Along with these bullish comments, Vafi gives BILL a Buy rating and a price target of $250, implying a roughly 107% upside over the next 12 months. (To see Vafi’s track record, Click here)
Wall Street would tend to agree with this bullish outlook – as shown by the 12-to-1 split in recent reviews, favoring longs over bookings and supporting a strong buy consensus. The stock is currently trading at $121 and its average target of 240.83 suggests a 99% upside from that level. (See BILL stock forecast on TipRanks)
Last but not least, DermTech, a leader in the field of molecular dermatology. More specifically, DermTech develops and commercializes new diagnostic technologies for the early detection of melanoma. It is a common skin cancer, dangerous in itself and made even more dangerous by its propensity to metastasize to other parts of the body. Early disease detection is the key to successful treatment, and that’s where DermTech comes in.
The company has developed an adhesive patch melanoma test, which can perform non-invasive skin biopsy for medical testing. The company operates its own genetic testing laboratory where skin samples can be examined. And best of all, the DermTech test can be performed by the patient, at home, rather than in a doctor’s office.
Like the other stocks here, DermTech is showing a combination of strong earnings and a declining share price. In its 1Q22 report, the company announced quarterly revenue of $3.7 million, up 47% year-over-year. The gain was driven by a 61% increase in testing revenue, which in turn was driven by a 53% year-over-year increase in billable sample volume, to 14,730 for the quarter. The company posted a quarterly net loss of $1.01 per share – although it ended the quarter with positive cash of $202.1 million. The stock, however, has fallen 51% so far this year.
Analyst Sung Ji Nam of investment firm BTIG sees the falling share price as an opportunity to buy the stock.

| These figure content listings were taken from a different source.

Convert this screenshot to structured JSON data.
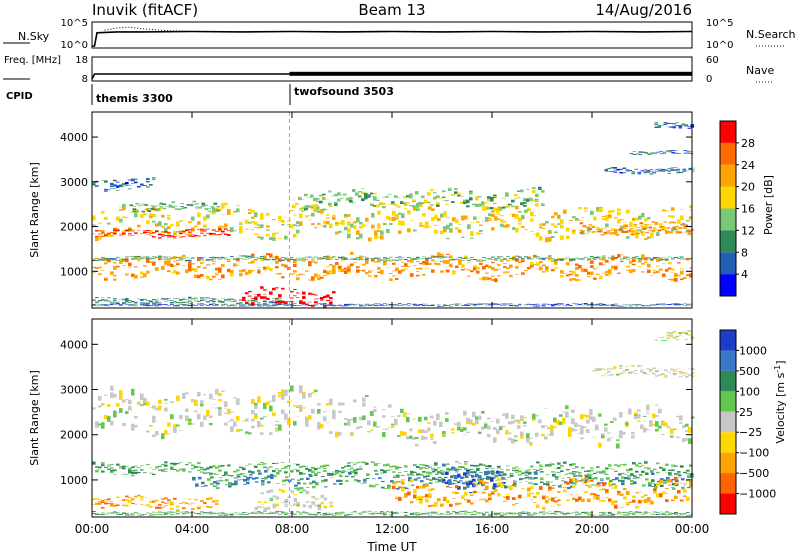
{
  "header": {
    "station": "Inuvik (fitACF)",
    "beam": "Beam 13",
    "date": "14/Aug/2016"
  },
  "chart_data": [
    {
      "type": "line",
      "panel": "noise",
      "ylabel": "N.Sky",
      "ylabel_right": "N.Search",
      "y_ticks_left": [
        "10^5",
        "10^0"
      ],
      "y_ticks_right": [
        "10^5",
        "10^0"
      ],
      "x_range": [
        0,
        24
      ],
      "series": [
        {
          "style": "solid",
          "x": [
            0.0,
            0.1,
            0.2,
            1.0,
            2.0,
            4.0,
            6.0,
            8.0,
            10.0,
            12.0,
            14.0,
            16.0,
            18.0,
            20.0,
            22.0,
            24.0
          ],
          "y": [
            0.0,
            0.0,
            3.0,
            3.2,
            3.2,
            3.3,
            3.2,
            3.3,
            3.2,
            3.3,
            3.2,
            3.3,
            3.2,
            3.3,
            3.2,
            3.3
          ]
        },
        {
          "style": "dotted",
          "x": [
            0.5,
            1.0,
            1.5,
            2.0,
            2.5,
            3.0,
            3.5,
            4.0
          ],
          "y": [
            3.6,
            4.1,
            4.3,
            3.9,
            3.7,
            3.5,
            3.4,
            3.3
          ]
        }
      ]
    },
    {
      "type": "line",
      "panel": "frequency",
      "ylabel": "Freq. [MHz]",
      "ylabel_right": "Nave",
      "y_ticks_left": [
        "18",
        "8"
      ],
      "y_ticks_right": [
        "60",
        "0"
      ],
      "x_range": [
        0,
        24
      ],
      "series": [
        {
          "style": "solid",
          "x": [
            0.0,
            0.1,
            24.0
          ],
          "y": [
            8.0,
            10.5,
            10.5
          ]
        },
        {
          "style": "band",
          "x": [
            7.9,
            24.0
          ],
          "y_low": [
            9.6,
            9.6
          ],
          "y_high": [
            11.6,
            11.6
          ]
        }
      ]
    },
    {
      "type": "table",
      "panel": "cpid",
      "ylabel": "CPID",
      "segments": [
        {
          "start": 0.0,
          "name": "themis 3300"
        },
        {
          "start": 7.9,
          "name": "twofsound 3503"
        }
      ]
    },
    {
      "type": "heatmap",
      "panel": "power",
      "ylabel": "Slant Range [km]",
      "xlabel": "",
      "y_ticks": [
        1000,
        2000,
        3000,
        4000
      ],
      "ylim": [
        180,
        4560
      ],
      "x_range": [
        0,
        24
      ],
      "colorbar": {
        "label": "Power [dB]",
        "ticks": [
          4,
          8,
          12,
          16,
          20,
          24,
          28
        ],
        "colors": [
          "#0000ff",
          "#1e5fb4",
          "#2e8a57",
          "#78c878",
          "#ffd700",
          "#ffa500",
          "#ff6a00",
          "#ff0000"
        ],
        "range": [
          0,
          32
        ]
      },
      "features": [
        {
          "t0": 0.0,
          "t1": 24.0,
          "rc": 250,
          "rw": 25,
          "v": 4
        },
        {
          "t0": 0.0,
          "t1": 7.5,
          "rc": 340,
          "rw": 60,
          "v": 7
        },
        {
          "t0": 6.0,
          "t1": 9.6,
          "rc": 420,
          "rw": 180,
          "v": 30
        },
        {
          "t0": 0.0,
          "t1": 24.0,
          "rc": 1100,
          "rw": 230,
          "v": 21
        },
        {
          "t0": 0.0,
          "t1": 24.0,
          "rc": 1290,
          "rw": 40,
          "v": 9
        },
        {
          "t0": 0.0,
          "t1": 24.0,
          "rc": 2100,
          "rw": 300,
          "v": 16
        },
        {
          "t0": 0.0,
          "t1": 5.5,
          "rc": 1850,
          "rw": 80,
          "v": 27
        },
        {
          "t0": 19.5,
          "t1": 24.0,
          "rc": 1950,
          "rw": 120,
          "v": 22
        },
        {
          "t0": 1.5,
          "t1": 5.0,
          "rc": 2450,
          "rw": 100,
          "v": 10
        },
        {
          "t0": 8.0,
          "t1": 18.0,
          "rc": 2600,
          "rw": 200,
          "v": 12
        },
        {
          "t0": 0.0,
          "t1": 2.5,
          "rc": 2950,
          "rw": 120,
          "v": 4
        },
        {
          "t0": 20.5,
          "t1": 24.0,
          "rc": 3250,
          "rw": 60,
          "v": 4
        },
        {
          "t0": 21.5,
          "t1": 24.0,
          "rc": 3650,
          "rw": 40,
          "v": 5
        },
        {
          "t0": 22.5,
          "t1": 24.0,
          "rc": 4250,
          "rw": 60,
          "v": 5
        }
      ]
    },
    {
      "type": "heatmap",
      "panel": "velocity",
      "ylabel": "Slant Range [km]",
      "xlabel": "Time UT",
      "x_ticks": [
        "00:00",
        "04:00",
        "08:00",
        "12:00",
        "16:00",
        "20:00",
        "00:00"
      ],
      "y_ticks": [
        1000,
        2000,
        3000,
        4000
      ],
      "ylim": [
        180,
        4560
      ],
      "x_range": [
        0,
        24
      ],
      "colorbar": {
        "label": "Velocity [m s-1]",
        "ticks": [
          1000,
          500,
          100,
          25,
          -25,
          -100,
          -500,
          -1000
        ],
        "colors": [
          "#1e3cc8",
          "#3c78c8",
          "#2e8a57",
          "#64c850",
          "#c8c8c8",
          "#ffd700",
          "#ffa500",
          "#ff6400",
          "#ff0000"
        ]
      },
      "features": [
        {
          "t0": 0.0,
          "t1": 11.0,
          "rc": 2500,
          "rw": 420,
          "v": "gray"
        },
        {
          "t0": 11.0,
          "t1": 24.0,
          "rc": 2200,
          "rw": 350,
          "v": "gray"
        },
        {
          "t0": 0.0,
          "t1": 24.0,
          "rc": 1250,
          "rw": 120,
          "v": "green"
        },
        {
          "t0": 4.0,
          "t1": 24.0,
          "rc": 1000,
          "rw": 150,
          "v": "teal"
        },
        {
          "t0": 14.0,
          "t1": 16.5,
          "rc": 1050,
          "rw": 250,
          "v": "blue"
        },
        {
          "t0": 0.0,
          "t1": 5.0,
          "rc": 500,
          "rw": 120,
          "v": "orange"
        },
        {
          "t0": 12.0,
          "t1": 24.0,
          "rc": 700,
          "rw": 250,
          "v": "orange"
        },
        {
          "t0": 6.5,
          "t1": 9.5,
          "rc": 550,
          "rw": 200,
          "v": "gray"
        },
        {
          "t0": 0.0,
          "t1": 24.0,
          "rc": 260,
          "rw": 40,
          "v": "green"
        },
        {
          "t0": 20.0,
          "t1": 24.0,
          "rc": 3400,
          "rw": 100,
          "v": "gray"
        },
        {
          "t0": 22.5,
          "t1": 24.0,
          "rc": 4200,
          "rw": 100,
          "v": "gray"
        }
      ]
    }
  ]
}
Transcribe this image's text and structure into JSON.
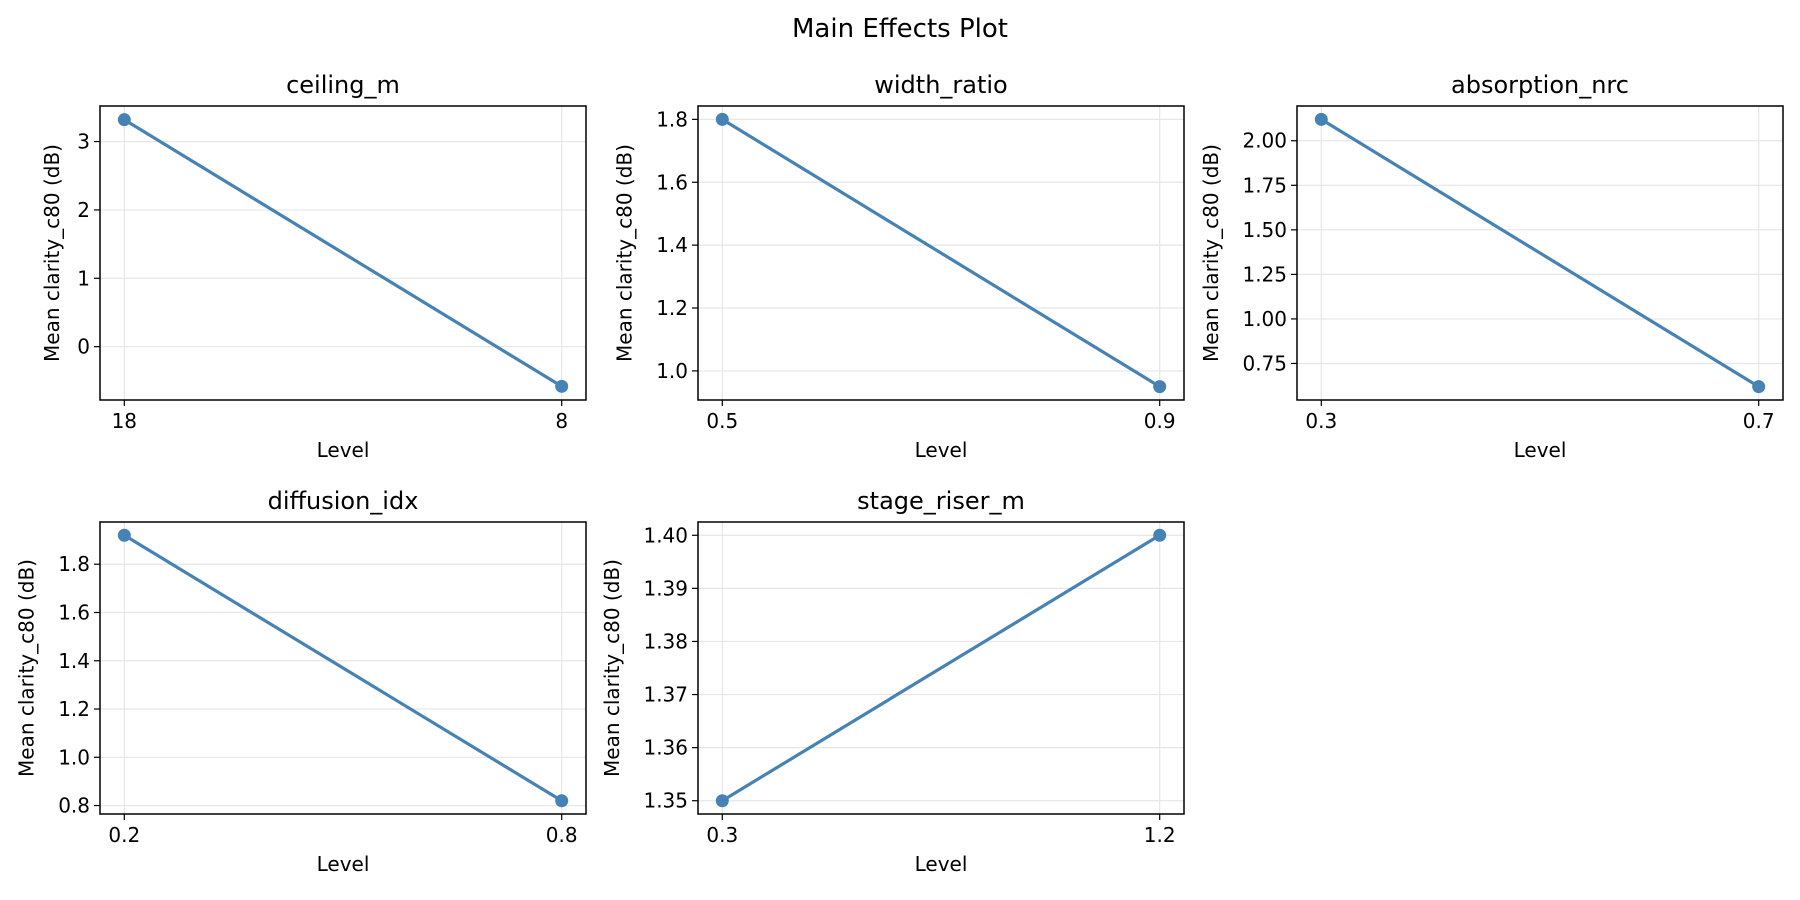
{
  "figure": {
    "title": "Main Effects Plot"
  },
  "style": {
    "line_color": "#4682b4",
    "grid_color": "#e6e6e6",
    "axis_color": "#000000",
    "grid": true
  },
  "chart_data": [
    {
      "type": "line",
      "title": "ceiling_m",
      "xlabel": "Level",
      "ylabel": "Mean clarity_c80 (dB)",
      "categories": [
        "18",
        "8"
      ],
      "series": [
        {
          "values": [
            3.32,
            -0.58
          ]
        }
      ],
      "ylim": [
        -0.78,
        3.52
      ],
      "yticks": [
        0,
        1,
        2,
        3
      ],
      "ytick_labels": [
        "0",
        "1",
        "2",
        "3"
      ]
    },
    {
      "type": "line",
      "title": "width_ratio",
      "xlabel": "Level",
      "ylabel": "Mean clarity_c80 (dB)",
      "categories": [
        "0.5",
        "0.9"
      ],
      "series": [
        {
          "values": [
            1.8,
            0.95
          ]
        }
      ],
      "ylim": [
        0.9075,
        1.8425
      ],
      "yticks": [
        1.0,
        1.2,
        1.4,
        1.6,
        1.8
      ],
      "ytick_labels": [
        "1.0",
        "1.2",
        "1.4",
        "1.6",
        "1.8"
      ]
    },
    {
      "type": "line",
      "title": "absorption_nrc",
      "xlabel": "Level",
      "ylabel": "Mean clarity_c80 (dB)",
      "categories": [
        "0.3",
        "0.7"
      ],
      "series": [
        {
          "values": [
            2.12,
            0.62
          ]
        }
      ],
      "ylim": [
        0.545,
        2.195
      ],
      "yticks": [
        0.75,
        1.0,
        1.25,
        1.5,
        1.75,
        2.0
      ],
      "ytick_labels": [
        "0.75",
        "1.00",
        "1.25",
        "1.50",
        "1.75",
        "2.00"
      ]
    },
    {
      "type": "line",
      "title": "diffusion_idx",
      "xlabel": "Level",
      "ylabel": "Mean clarity_c80 (dB)",
      "categories": [
        "0.2",
        "0.8"
      ],
      "series": [
        {
          "values": [
            1.92,
            0.82
          ]
        }
      ],
      "ylim": [
        0.765,
        1.975
      ],
      "yticks": [
        0.8,
        1.0,
        1.2,
        1.4,
        1.6,
        1.8
      ],
      "ytick_labels": [
        "0.8",
        "1.0",
        "1.2",
        "1.4",
        "1.6",
        "1.8"
      ]
    },
    {
      "type": "line",
      "title": "stage_riser_m",
      "xlabel": "Level",
      "ylabel": "Mean clarity_c80 (dB)",
      "categories": [
        "0.3",
        "1.2"
      ],
      "series": [
        {
          "values": [
            1.35,
            1.4
          ]
        }
      ],
      "ylim": [
        1.3475,
        1.4025
      ],
      "yticks": [
        1.35,
        1.36,
        1.37,
        1.38,
        1.39,
        1.4
      ],
      "ytick_labels": [
        "1.35",
        "1.36",
        "1.37",
        "1.38",
        "1.39",
        "1.40"
      ]
    }
  ]
}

“DMTK remains well positioned to more than double revenue in 2022 barring further significant COVID-related healthcare disruptions in the United States for the remainder of the year. Key growth drivers for 2022 and 2023 include significant sales force expansion in 2021 which is expected to drive testing volume growth, and DMTK’s focus on improving testing ASP through increased Medicare segment penetration, call management and expanding third-party payer coverage,” noted Ji Nam.
Consistent with these bullish comments, Ji Nam puts a buy rating on the stock and his price target of $38 indicates robust upside potential of around 393% ahead. (To see Ji Nam’s record, Click here)
Overall, this small cap stock has only 4 recent analyst reviews – but they are unanimously bullish, for a strong buy consensus rating. The shares are priced at $7.71 and have an average price target of $30.33, suggesting 293% year-over-year upside potential. (See DMTK stock forecast on TipRanks)
To find great stock trading ideas at attractive valuations, visit TipRanks’ Best Stocks to Buy, a recently launched tool that brings together all of TipRanks’ stock information.
Warning: The views expressed in this article are solely those of the analysts featured. The Content is intended to be used for informational purposes only. It is very important to do your own analysis before making any investment.